Chen Yichen, from China, just finished one-month volunteering at International Institute of New England (IINE) in Manchester, NH as part of CHI’s Short Term Enrichment Program. The Institute of New England’s leadership assists 2000 refugees and immigrants in becoming productive and engaged members of the greater Lowell, Boston, and Manchester, New Hampshire communities. Chen shares, My American Experience.
MY AMERICAN EXPERIENCE
I will be leaving this city where I have lived for 4 weeks tomorrow. When I got outside for food this afternoon, I was hit by the thunderstorm, again, just as the first day I came to this country. That’s quite interesting that this city welcomed and said goodbye to me with the same thing, the heavy rain. Fortunately, I didn’t get wet this time, because I have become more familiar with this place, which enabled me to find a shelter asap. And, what is also more familiar to me than before is the people and the culture here.

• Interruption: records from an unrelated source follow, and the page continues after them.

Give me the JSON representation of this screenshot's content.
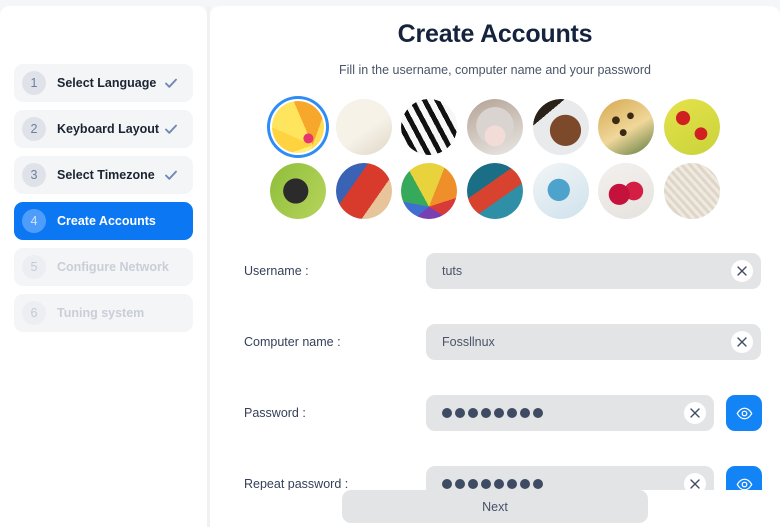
{
  "sidebar": {
    "steps": [
      {
        "number": "1",
        "label": "Select Language",
        "state": "done"
      },
      {
        "number": "2",
        "label": "Keyboard Layout",
        "state": "done"
      },
      {
        "number": "3",
        "label": "Select Timezone",
        "state": "done"
      },
      {
        "number": "4",
        "label": "Create Accounts",
        "state": "active"
      },
      {
        "number": "5",
        "label": "Configure Network",
        "state": "disabled"
      },
      {
        "number": "6",
        "label": "Tuning system",
        "state": "disabled"
      }
    ]
  },
  "main": {
    "title": "Create Accounts",
    "subtitle": "Fill in the username, computer name and your password",
    "avatars": [
      {
        "name": "avatar-flower",
        "selected": true
      },
      {
        "name": "avatar-clock",
        "selected": false
      },
      {
        "name": "avatar-piano",
        "selected": false
      },
      {
        "name": "avatar-cat",
        "selected": false
      },
      {
        "name": "avatar-horse",
        "selected": false
      },
      {
        "name": "avatar-leopard",
        "selected": false
      },
      {
        "name": "avatar-ladybugs",
        "selected": false
      },
      {
        "name": "avatar-butterfly",
        "selected": false
      },
      {
        "name": "avatar-abstract-red",
        "selected": false
      },
      {
        "name": "avatar-rainbow-umbrella",
        "selected": false
      },
      {
        "name": "avatar-abstract-teal",
        "selected": false
      },
      {
        "name": "avatar-watercolor-blue",
        "selected": false
      },
      {
        "name": "avatar-raspberries",
        "selected": false
      },
      {
        "name": "avatar-beige-texture",
        "selected": false
      }
    ],
    "fields": {
      "username": {
        "label": "Username :",
        "value": "tuts",
        "placeholder": "",
        "clear_icon": "close-icon"
      },
      "computer_name": {
        "label": "Computer name :",
        "value": "Fossllnux",
        "placeholder": "",
        "clear_icon": "close-icon"
      },
      "password": {
        "label": "Password :",
        "masked_length": 8,
        "clear_icon": "close-icon",
        "reveal_icon": "eye-icon"
      },
      "repeat_password": {
        "label": "Repeat password :",
        "masked_length": 8,
        "clear_icon": "close-icon",
        "reveal_icon": "eye-icon"
      }
    }
  },
  "footer": {
    "next_label": "Next"
  },
  "colors": {
    "accent": "#0c77f2",
    "accent_button": "#1384f5",
    "selection_ring": "#2d8cf5",
    "input_bg": "#e3e4e6",
    "title": "#15233d",
    "check": "#7189b4"
  }
}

I never regret that I took part in this program. I still remember the first week when I just arrived in this city that I was so disappointed because everything seemed so inconvenient for me. Then things got much better gradually. Maybe it’s because of the weather’s getting better, or because of the bike which saves me a lot of walking. But I think the most important reason is that I finally accept this city and the situation with an open mind. All of these are unique experience to me, which makes me more mature and learn how to handle unexpected things when they come.

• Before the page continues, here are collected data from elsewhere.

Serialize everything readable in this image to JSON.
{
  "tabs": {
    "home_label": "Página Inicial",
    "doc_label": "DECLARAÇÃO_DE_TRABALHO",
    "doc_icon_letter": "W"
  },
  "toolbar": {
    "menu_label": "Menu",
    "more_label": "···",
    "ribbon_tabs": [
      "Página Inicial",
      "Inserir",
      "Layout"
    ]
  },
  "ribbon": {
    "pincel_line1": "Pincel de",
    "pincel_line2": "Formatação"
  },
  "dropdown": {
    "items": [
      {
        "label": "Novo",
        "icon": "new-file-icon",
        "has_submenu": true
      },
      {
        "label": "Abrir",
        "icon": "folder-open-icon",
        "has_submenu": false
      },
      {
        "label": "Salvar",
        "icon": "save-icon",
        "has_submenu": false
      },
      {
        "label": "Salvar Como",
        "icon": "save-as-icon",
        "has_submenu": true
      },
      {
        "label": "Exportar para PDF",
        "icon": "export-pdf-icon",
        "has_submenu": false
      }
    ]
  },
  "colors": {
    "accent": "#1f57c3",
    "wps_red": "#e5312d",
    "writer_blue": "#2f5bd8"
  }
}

I have been a volunteer English teacher in IINE, teaching people from different countries. Though I never expected to be a teacher before, I like the things I did. I teach students with different accents, different English levels and different beliefs. I volunteer with different teachers as well. We sit together in a same classroom and work together for the same purpose, to make each other a better person. That is what it matters. 4 weeks’ time is quite short for me to form a deep relationship with everyone. It was like I just understood a Nepalese student’s accent and I have to say goodbye to him tomorrow. But I do make good friends there. I taught a woman from Burkina Faso for more than 10 hours, and the day I left she said she’s going to miss me and even asked for my number and email. That’s quite inspiring for me.
In addition to the volunteer work, I did a lot of sightseeing. I went to two beaches with different groups, and I went to Boston and had a lot of fun there. America is very different from China, from the food to the measure units, almost everything. But I get used to it quite well. I suppose this is because there are always good people offering me help.
Almost everyone asks me if I will come back to United States in the future. I told them all that I was not sure. But now I am quite sure about one thing that if I get chance to be America again, I will definitely come back to this place, which left me such unique experience.